Guide
RAG incremental index updates explained
Harbor Support's policy assistant indexed 38,000 internal articles and PDFs. Product shipped a deductible change on a Monday; legal retired the old clause the same afternoon. The bot kept citing the superseded $500 figure for six weeks. Root cause was not retrieval tuning — it was stale vectors. Their pipeline ran a nightly full re-embed of the entire corpus. Jobs routinely timed out at 40% completion, leaving the index stuck on a snapshot from early March while the docstore held April revisions. Agents escalated to humans who already had the correct answer in Confluence.
The refactor replaced brute-force rebuilds with incremental index updates: content-hash change detection at ingest, document-level upserts and tombstones, chunk-level diffing when only sections moved, and a versioned dual-index cutover when the embedding model changed. Median freshness lag dropped from 19 days to under four hours. This guide covers update taxonomies, change detection strategies, re-embedding scopes, migration patterns, the Harbor Support refactor, a technique decision table versus full nightly rebuilds, pitfalls, and a production checklist — alongside our guides on document ingestion, chunking, and vector databases.
What incremental index updates are
A RAG index is a mapping from chunk IDs to embedding vectors plus metadata filters. Incremental updates modify only the rows affected by source changes instead of re-embedding and re-upserting the entire corpus on every sync.
Incremental maintenance is distinct from:
- Full rebuild — drop and recreate the index from scratch; simple but expensive and risky under load.
- Append-only ingestion — new docs land without updating or deleting old versions; duplicates accumulate silently.
- Query-time freshness — fetching live HTML at answer time without updating vectors; useful as a supplement, not a substitute for index hygiene.
Production systems need all three layers coordinated: detect what changed, update vectors for affected chunks, and tombstone or filter rows that no longer exist in the authoritative source.
Update taxonomy
Document-level upsert
When a file's content hash changes, re-chunk the document, delete prior chunk
IDs for that doc_id, embed new chunks, and upsert. Best when chunk
boundaries are stable or cheap to recompute. Works well for wiki pages and policy
PDFs that change infrequently but completely.
Chunk-level diff
For long documents, compare section hashes or paragraph anchors. Re-embed only changed spans; retain unchanged chunk IDs and vectors. Reduces embedding API cost when 95% of a 200-page manual is static. Requires deterministic chunking — see our chunking strategies guide on parent-child and structure-aware splits.
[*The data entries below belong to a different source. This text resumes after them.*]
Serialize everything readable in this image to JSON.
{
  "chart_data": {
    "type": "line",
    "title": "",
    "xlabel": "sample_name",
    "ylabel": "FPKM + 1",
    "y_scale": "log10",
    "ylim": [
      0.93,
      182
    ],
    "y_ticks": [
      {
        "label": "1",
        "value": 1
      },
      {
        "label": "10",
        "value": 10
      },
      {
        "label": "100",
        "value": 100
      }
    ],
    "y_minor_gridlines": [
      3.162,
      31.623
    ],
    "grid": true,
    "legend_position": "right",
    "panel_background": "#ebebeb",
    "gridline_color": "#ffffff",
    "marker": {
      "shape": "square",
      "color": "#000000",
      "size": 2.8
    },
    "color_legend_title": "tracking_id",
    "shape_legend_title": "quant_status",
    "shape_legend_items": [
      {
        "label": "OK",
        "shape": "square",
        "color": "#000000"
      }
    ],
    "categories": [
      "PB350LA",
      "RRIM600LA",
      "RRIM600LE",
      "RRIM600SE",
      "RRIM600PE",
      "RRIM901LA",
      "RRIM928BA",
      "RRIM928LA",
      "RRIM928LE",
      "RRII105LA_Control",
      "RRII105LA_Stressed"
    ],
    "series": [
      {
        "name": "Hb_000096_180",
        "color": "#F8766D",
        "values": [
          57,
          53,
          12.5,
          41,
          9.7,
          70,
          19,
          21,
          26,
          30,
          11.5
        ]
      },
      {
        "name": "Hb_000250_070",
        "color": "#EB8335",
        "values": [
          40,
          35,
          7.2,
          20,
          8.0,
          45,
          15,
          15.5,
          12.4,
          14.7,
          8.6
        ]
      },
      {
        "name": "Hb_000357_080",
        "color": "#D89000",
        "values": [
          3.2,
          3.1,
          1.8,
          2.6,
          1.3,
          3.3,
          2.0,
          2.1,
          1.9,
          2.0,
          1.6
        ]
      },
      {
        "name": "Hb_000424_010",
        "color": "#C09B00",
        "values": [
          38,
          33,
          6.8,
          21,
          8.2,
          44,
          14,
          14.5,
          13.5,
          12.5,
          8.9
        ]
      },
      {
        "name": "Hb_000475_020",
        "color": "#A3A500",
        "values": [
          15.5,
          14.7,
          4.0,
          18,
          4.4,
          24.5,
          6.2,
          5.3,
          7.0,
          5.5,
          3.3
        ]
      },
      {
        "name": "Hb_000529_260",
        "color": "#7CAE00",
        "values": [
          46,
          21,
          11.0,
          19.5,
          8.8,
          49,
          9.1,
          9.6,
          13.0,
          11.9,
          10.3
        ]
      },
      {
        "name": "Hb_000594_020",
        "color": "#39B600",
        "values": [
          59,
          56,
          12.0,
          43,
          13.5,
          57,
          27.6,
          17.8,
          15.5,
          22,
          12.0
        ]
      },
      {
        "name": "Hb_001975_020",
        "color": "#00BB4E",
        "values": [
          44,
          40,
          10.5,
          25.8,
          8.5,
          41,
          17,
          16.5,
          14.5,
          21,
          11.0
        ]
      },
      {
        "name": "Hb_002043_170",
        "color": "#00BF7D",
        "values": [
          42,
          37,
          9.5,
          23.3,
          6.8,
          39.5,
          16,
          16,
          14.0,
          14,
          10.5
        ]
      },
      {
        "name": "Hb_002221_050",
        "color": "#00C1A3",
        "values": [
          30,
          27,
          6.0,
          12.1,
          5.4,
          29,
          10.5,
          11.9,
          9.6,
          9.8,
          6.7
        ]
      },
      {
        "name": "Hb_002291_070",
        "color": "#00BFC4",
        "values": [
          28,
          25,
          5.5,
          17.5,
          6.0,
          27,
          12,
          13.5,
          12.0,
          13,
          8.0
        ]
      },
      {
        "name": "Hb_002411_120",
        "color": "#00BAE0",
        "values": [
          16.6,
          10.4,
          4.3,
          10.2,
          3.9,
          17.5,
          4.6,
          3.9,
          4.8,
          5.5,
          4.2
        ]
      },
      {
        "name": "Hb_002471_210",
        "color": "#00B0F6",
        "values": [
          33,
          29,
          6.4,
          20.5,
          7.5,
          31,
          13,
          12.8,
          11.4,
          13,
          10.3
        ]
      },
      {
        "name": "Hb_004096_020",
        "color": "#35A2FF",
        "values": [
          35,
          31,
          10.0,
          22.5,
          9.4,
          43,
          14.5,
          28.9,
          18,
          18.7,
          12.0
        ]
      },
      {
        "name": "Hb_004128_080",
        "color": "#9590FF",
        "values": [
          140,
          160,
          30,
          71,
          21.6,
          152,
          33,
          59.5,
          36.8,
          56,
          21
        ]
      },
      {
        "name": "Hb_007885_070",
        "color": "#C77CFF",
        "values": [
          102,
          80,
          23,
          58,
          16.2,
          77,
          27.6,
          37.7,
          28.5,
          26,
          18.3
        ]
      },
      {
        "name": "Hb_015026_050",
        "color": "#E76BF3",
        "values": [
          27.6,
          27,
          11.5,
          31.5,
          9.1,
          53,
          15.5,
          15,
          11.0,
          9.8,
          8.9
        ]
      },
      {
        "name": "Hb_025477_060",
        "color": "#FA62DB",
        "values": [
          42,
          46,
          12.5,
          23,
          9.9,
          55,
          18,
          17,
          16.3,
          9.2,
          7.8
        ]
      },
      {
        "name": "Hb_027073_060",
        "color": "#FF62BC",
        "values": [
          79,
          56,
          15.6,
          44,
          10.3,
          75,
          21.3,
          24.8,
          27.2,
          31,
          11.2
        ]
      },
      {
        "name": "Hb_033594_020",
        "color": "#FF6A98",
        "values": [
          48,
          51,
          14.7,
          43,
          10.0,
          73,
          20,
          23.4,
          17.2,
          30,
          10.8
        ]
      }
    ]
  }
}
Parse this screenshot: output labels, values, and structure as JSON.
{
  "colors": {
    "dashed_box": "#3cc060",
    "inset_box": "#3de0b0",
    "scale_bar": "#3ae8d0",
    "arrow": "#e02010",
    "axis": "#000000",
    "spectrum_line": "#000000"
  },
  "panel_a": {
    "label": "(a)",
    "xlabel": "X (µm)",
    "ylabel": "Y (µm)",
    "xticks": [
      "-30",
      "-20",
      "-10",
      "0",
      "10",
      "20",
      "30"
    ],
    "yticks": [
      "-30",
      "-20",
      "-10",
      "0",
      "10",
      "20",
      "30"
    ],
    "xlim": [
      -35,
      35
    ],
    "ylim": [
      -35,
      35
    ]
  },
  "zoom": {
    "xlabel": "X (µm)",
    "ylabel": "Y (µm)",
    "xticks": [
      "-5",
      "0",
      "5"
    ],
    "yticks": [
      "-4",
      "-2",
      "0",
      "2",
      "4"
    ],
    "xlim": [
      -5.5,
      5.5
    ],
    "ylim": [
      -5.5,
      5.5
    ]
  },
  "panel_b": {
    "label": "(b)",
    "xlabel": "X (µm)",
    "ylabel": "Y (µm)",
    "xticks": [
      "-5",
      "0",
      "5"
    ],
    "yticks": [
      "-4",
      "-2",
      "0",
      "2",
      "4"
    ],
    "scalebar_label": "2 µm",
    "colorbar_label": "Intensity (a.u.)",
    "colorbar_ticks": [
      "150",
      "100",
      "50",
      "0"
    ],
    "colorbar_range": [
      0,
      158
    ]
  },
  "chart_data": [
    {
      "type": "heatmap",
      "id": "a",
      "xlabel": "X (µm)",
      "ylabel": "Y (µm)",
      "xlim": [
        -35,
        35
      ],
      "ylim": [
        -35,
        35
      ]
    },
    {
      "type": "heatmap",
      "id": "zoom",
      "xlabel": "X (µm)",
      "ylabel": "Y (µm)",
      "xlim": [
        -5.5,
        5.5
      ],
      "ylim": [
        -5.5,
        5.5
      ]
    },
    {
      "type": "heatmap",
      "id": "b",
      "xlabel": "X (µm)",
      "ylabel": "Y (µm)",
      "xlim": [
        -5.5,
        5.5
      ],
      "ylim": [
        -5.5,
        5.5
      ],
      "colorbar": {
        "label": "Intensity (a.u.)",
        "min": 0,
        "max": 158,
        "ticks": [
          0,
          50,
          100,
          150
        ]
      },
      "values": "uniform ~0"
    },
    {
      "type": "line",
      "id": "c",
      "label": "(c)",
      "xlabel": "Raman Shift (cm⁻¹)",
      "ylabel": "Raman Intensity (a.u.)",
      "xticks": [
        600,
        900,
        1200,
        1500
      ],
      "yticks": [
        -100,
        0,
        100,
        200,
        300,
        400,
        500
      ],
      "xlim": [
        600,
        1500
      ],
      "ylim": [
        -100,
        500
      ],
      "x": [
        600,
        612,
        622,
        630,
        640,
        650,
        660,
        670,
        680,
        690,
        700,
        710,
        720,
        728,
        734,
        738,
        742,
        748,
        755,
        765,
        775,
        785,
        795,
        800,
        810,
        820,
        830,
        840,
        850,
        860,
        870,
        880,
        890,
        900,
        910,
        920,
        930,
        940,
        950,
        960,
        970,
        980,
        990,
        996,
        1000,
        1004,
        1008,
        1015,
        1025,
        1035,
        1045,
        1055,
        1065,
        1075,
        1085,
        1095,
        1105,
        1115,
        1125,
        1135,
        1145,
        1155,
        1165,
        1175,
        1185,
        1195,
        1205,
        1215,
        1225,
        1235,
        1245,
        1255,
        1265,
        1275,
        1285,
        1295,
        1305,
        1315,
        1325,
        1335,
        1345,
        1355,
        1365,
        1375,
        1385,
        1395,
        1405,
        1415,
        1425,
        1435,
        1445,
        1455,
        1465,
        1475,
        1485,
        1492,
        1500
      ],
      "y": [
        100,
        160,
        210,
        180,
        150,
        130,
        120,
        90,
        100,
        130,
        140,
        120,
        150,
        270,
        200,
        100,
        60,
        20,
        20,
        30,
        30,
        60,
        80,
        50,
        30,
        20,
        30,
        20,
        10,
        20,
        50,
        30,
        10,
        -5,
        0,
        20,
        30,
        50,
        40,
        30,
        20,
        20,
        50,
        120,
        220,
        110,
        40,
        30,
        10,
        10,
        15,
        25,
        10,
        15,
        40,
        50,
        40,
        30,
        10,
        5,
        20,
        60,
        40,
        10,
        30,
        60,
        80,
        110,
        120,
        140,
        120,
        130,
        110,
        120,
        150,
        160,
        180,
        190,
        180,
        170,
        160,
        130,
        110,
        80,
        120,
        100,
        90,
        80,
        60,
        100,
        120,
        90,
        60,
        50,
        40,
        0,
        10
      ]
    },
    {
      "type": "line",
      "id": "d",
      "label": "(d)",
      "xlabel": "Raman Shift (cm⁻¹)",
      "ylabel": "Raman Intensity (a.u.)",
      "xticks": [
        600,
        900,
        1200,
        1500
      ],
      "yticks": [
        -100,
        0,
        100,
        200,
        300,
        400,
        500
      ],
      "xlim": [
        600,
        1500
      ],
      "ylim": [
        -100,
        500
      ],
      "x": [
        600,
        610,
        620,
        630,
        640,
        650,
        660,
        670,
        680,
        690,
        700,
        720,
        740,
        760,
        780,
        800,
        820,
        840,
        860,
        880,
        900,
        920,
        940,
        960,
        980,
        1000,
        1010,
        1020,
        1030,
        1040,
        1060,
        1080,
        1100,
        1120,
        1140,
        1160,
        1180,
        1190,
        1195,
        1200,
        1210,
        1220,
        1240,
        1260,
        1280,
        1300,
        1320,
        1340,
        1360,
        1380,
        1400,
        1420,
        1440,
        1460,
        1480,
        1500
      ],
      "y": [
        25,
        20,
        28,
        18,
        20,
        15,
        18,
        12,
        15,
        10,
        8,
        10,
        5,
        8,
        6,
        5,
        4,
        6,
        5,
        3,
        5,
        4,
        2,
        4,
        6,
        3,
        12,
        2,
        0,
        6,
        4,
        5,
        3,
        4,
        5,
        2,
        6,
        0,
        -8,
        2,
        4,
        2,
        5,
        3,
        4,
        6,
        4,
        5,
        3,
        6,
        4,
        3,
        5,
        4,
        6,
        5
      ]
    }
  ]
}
Tombstones and soft deletes
Never leave orphan vectors when a source document is removed. Write a tombstone
record (or set deleted_at metadata) and filter tombstoned rows at
query time. Hard deletes are fine in dev; production needs audit trails and
rollback.
CDC and event-driven sync
Connect to change streams: S3 object notifications, Confluence webhooks, database
binlog, or Git commits. Each event carries doc_id, revision, and
operation (create / update / delete). A queue worker performs embed-and-upsert
within seconds instead of waiting for cron.
Versioned index migration
When the embedding model or chunk strategy changes, build a parallel index
(index_v2), backfill incrementally, run shadow queries comparing
recall@k, then flip a routing flag. Never mutate vectors in place across model
generations — dimensions and geometry differ.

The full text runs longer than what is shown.